間違いなく神ゲーです。これまでノベルゲームはいくつかやってきましたが、シナリオが良いだけではなく、その他システムなども含めてバランスが素晴らしいゲームはそうありません。ラストはある程度想定していましたが、ボロ泣きでした。

世界観なども元々好きな部類なので、購入前の体験版からワクワクしながらプレイしていました。が、本編は想像以上でした。ボリュームのあるノベルゲームでは特に、シナリオが読みやすく、セリフの掛け合いが面白い+声優さんが上手くないと、必ず途中で飽きて耐えなければならない時間があります。穢翼のユースティアはそれがまったくないため、ストレスを感じる瞬間が極端に少ないです。そのため「続きが気になってとまらない」「サクサク読める」といった評価につながってくるのだと思います。
それに加えて世界観の設定、キャラの立たせ方、シナリオの構成、演出のタイミング、CGの完成度、世界観に沿った背景やBGM・効果音などすべてバランスが良く作品の良さを引き出しあっています。
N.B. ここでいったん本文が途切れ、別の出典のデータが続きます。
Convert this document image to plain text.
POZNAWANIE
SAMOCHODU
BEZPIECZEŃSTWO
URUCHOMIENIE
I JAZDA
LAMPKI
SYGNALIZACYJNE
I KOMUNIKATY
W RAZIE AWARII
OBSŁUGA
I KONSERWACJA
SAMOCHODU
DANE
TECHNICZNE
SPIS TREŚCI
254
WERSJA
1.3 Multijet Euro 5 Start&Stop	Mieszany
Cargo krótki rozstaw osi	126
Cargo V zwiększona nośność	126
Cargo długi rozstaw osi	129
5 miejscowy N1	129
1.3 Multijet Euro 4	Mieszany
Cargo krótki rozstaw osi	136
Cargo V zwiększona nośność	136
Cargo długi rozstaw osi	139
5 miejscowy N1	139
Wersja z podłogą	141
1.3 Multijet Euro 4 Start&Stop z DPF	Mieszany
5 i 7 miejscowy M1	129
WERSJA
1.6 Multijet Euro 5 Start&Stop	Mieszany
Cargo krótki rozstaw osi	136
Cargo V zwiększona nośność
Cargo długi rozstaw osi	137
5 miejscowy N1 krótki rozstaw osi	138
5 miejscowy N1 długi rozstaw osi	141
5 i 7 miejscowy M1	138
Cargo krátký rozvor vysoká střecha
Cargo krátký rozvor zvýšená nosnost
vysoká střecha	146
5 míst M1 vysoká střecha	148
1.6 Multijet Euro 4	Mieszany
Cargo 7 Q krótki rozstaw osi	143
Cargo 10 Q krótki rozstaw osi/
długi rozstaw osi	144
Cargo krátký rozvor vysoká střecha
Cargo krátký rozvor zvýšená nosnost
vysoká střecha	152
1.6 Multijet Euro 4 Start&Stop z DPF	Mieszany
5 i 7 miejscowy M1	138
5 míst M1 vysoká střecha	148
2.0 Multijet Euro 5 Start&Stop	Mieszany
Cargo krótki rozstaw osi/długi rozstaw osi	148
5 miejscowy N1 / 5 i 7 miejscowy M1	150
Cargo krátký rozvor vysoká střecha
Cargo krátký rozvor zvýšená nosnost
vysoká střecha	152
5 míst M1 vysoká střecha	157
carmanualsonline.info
また、エロゲーなのでどうしてもエロが入ってくるわけですが、無理矢理感は限りなく低く自然な形でHシーンへの流れが組み込まれています。どちらかというと、正ルート以外の個別ルートシナリオ自体のほうが違和感ある仕上がりになっていますが、そこは恋愛ゲームであることを思えば仕方なしと受け入れています。エロゲにありがちな「そこで脱ぐ必要ある?」「女の子からそんな会話してくることある?」と感じるようなお色気要素も最低限以下なので、完全にリアルなシナリオ重視のゲームと言えます。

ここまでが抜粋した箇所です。